Collectively, the three tunnels and their respective storage shafts will hold approximately 186 million gallons of wet-weather flow — roughly equal to 380 Olympic-size swimming pools, Di Gironimo notes.

Several components of the project are largely completed. As of last January, both the new UV treatment system in the Ashbridges Bay plant and the Coxwell bypass tunnel were about 90% completed and the Ashbridges Bay outfall was nearly 88% finished. And three of the five storage shafts that will connect to the Coxwell tunnel are expected to be completed during 2024, Di Gironimo says.

BENEFITS ABOUND

The project has already encountered many challenges, including disruptions from the pandemic, supply chain disruptions that affected material costs and availability and a limited pool of specialized laborers. In addition, inflation is escalating the cost of the project, Di Gironimo says.

As such, the cost of the project likely will continue to rise and the completion timelines likely will need to be adjusted. But in the end, officials believe the results will be well worth the wait.

The Ontario Ministry of Environment, Conservation and Parks, which regulates wastewater treatment and discharge requirements, requires 90% of the volume from wet-weather flows to be captured and treated.
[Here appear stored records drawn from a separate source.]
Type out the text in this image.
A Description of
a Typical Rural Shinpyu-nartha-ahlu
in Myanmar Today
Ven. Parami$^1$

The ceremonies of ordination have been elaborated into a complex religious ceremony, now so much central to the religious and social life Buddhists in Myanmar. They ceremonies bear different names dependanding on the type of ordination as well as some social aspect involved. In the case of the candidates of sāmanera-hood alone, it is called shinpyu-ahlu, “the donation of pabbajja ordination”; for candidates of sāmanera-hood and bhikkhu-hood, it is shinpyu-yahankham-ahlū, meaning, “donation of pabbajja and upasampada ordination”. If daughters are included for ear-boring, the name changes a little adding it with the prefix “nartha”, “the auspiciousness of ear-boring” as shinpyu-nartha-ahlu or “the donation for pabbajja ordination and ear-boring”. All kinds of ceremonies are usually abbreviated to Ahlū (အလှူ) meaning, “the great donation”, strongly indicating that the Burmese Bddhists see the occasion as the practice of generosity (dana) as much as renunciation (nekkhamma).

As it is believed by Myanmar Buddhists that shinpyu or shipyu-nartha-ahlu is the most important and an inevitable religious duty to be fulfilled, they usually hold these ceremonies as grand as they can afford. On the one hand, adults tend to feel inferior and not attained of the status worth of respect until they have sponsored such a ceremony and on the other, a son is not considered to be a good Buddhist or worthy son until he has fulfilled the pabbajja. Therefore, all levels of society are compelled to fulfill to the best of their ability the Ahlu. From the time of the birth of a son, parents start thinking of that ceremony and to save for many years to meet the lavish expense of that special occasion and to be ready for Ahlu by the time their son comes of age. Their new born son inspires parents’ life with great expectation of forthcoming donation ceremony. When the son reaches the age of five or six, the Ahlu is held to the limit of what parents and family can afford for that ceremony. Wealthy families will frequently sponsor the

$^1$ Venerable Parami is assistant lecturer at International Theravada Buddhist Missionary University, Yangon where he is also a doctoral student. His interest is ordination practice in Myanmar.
But when the project is completed, Toronto Water officials expect to virtually eliminate CSOs — they predict just one a year — and capture and treat 97% of wet-weather flows.

In addition to improving water quality, the project will improve aquatic habitat for fish and other wildlife; reduce nutrient levels that cause excessive algae growth; and support revitalization efforts along the city’s central waterfront, Di Gironimo says.

“As Toronto continues to grow, creating an acute focus on housing and building density, this project also is essential to building enough sewer-system capacity to accommodate population growth,” he says. “This is a transformative project that will provide environmental and social returns as well as spur development of new, vibrant and healthy waterfront communities at the mouth of the Don River.”